How does extra payment shorten a mortgage?
This is a very common question about mortgage repayments. People tend to want as much information as possible before they commit to early payment — and rightfully so. The amount of time and money taken off your mortgage depends on the overall cost, interest rate, mortgage duration, recurring overpayments and type of mortgage. If this is information you don't have on hand, you can request this from your lender.
Fortunately, The Money Saving Expert has a helpful tool for calculating mortgage repayment savings. So, as an example:
You have a mortgage debt of £200,000 with a 25-year term, 3.5% interest rate, £200 recurring overpayments and a £5,000 lump sum payment. With these factors entered into the calculator, you could save around £30,000 and take 6.5 years off your mortgage.
When it comes to working out the savings on your mortgage, it's vital to consult a financial advisor. Fortunately, we can help if you get in touch today!
How can I pay off my mortgage faster?
There is a wide range of ways to pay off your mortgage faster, many of which we mentioned already in this article. Here are a few extra ways you can pay off your mortgage faster.
1. Reduce your mortgage repayment term: The first and most obvious way to repay your mortgage early, aside from a full repayment, is to shorten your payment duration. Doing so means that you have to pay a higher repayment each month, but you will benefit from lower interest.
2. Implement recurring repayments: Besides paying your monthly mortgage repayment, you can also set up additional repayments. Some people opt to do this monthly. Others do so every two weeks. This is an efficient way to repay your mortgage early if you lack the funds for a more significant lump sum. But check with your mortgage lender to find out the max you can overpay each year without incurring charges.
3. Make an extra mortgage repayment every quarter: If you can be savvy with your savings it's possible to make an extra mortgage repayment every quarter. This will essentially become an annual lump sum payment that consistently reduces your mortgage amount, interest, and repayment duration. If you feel as though this is something you can afford to do, it can prove to be hugely beneficial.

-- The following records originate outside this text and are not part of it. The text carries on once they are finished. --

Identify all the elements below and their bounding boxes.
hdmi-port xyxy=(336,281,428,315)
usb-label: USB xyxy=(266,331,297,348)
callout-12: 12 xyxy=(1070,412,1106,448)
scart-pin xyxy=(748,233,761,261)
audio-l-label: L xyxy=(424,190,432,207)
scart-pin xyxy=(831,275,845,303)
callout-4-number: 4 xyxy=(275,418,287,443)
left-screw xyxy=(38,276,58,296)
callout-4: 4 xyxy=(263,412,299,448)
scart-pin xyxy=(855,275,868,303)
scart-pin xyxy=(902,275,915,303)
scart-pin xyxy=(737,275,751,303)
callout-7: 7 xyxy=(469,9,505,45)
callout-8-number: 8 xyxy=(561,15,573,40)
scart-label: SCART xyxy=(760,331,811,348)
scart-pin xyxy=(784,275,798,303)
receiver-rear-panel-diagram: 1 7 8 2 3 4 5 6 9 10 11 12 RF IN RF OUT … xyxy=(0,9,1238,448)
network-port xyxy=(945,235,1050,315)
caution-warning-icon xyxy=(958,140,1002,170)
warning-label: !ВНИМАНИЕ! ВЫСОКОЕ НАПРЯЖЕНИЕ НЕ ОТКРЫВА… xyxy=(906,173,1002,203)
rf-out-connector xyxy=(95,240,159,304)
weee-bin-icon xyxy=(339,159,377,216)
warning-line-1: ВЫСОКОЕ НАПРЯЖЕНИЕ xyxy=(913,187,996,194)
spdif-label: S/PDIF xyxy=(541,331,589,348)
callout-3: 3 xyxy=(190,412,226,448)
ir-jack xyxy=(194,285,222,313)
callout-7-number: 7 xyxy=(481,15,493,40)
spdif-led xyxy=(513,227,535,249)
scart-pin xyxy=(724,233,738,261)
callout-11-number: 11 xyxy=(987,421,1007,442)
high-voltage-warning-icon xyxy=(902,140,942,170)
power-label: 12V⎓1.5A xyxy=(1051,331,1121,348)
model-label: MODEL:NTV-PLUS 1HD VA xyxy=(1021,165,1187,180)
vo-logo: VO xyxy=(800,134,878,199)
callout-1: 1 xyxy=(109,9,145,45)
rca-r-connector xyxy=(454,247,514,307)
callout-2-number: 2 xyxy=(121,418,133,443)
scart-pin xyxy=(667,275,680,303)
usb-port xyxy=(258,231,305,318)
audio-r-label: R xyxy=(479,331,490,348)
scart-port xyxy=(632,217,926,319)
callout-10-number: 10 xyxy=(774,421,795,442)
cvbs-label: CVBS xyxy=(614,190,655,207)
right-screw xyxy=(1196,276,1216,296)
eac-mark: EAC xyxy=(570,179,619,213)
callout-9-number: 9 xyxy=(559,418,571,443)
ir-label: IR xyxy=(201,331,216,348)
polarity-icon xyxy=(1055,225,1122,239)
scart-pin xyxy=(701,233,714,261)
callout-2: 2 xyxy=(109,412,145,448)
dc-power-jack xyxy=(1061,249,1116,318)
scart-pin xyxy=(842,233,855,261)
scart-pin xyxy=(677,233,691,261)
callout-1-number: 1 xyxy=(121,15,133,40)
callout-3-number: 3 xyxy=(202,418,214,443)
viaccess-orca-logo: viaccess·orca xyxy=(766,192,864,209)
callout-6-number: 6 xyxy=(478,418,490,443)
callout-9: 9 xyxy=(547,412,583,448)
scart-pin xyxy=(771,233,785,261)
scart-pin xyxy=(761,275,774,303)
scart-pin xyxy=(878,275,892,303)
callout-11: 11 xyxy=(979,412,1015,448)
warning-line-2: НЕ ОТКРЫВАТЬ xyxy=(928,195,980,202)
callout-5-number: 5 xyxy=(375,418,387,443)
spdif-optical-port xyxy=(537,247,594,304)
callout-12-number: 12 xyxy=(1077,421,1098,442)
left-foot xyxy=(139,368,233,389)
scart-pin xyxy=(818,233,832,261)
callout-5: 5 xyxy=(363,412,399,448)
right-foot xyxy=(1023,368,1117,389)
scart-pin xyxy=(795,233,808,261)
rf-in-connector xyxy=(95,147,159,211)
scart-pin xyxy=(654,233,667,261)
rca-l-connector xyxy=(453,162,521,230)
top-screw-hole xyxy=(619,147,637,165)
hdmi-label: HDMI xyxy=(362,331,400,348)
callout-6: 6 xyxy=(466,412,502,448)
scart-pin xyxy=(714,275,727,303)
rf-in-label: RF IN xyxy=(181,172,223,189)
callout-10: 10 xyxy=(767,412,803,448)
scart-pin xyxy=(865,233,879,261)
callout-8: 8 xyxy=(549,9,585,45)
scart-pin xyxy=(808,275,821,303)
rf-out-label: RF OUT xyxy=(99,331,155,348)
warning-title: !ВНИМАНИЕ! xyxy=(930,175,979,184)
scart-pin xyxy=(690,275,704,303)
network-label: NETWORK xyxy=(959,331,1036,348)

4. Repay a lump sum: As we’ve mentioned, a lump sum is a great way to take a hefty chunk out of your debt while benefitting from lower interest and a shorter repayment period. However, it's always important to consider your overall financial situation and consult a financial advisor before investing a lump sum. If you are comfortably paying off your mortgage and a large amount of money could be better spent elsewhere, it's crucial to consider your options.
5. Downsize: While this may not be the ideal or most appealing option to some, for others, it provides the means to get out from under the burden of mortgage debt — which can be very appealing indeed. Whether you simply do not need a larger property or your living circumstances have changed, downsizing offers a range of financial benefits.